Johnson gives a powerful performance as the tortured Odysseus, whose return home involves encounters with characters like the enchantress Circe, the goddess Calypso and the Sirens, beautiful creatures who lure sailors to their death by their singing (Gracelyn Watkins plays both Circe and Calypso as well as one of the Sirens).

Waiting at home with mama Penelope in Ithaca is Odysseus’ son Telemachus, played by the Chris Colfer look-alike Grey Turner. At only 14, Turner is one of the youngest in the cast, yet gives one of the strongest and most memorable performances.

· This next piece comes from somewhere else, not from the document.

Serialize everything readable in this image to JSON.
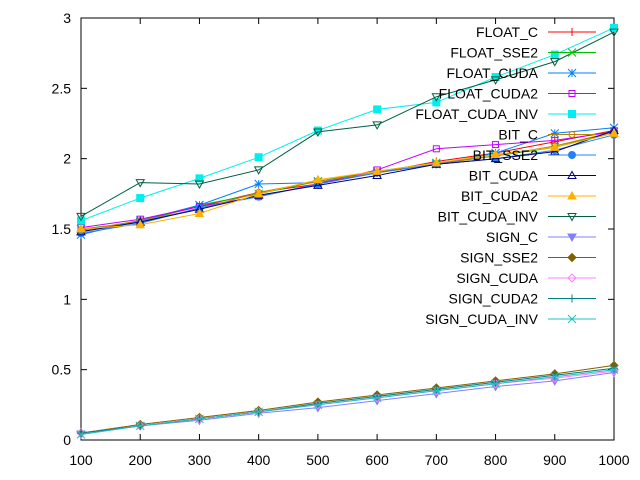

This young actor is going to be a pleasure to watch as he moves through his time with Acme.

There is also an absolutely fabulous Cyclops eye for which the tech crew gets high praise.

Odysseus takes this journey home with his BFF Eumaeus (Rocket Drew) who is there at the end to get rid of Penelope’s many would-be suitors and convince her that Odysseus is, indeed, finally home.
This is a perfect show for high school-age actors. As director Hunt says “they are enduring experiences that high schoolers viscerally understand: loss, isolation, searching, adventure and, above all, the pain and beauty of love.

We are very fortunate in Davis that we have such an organization as Acme, which can get high school kids excited about learning the classics and working so hard to bring them to life.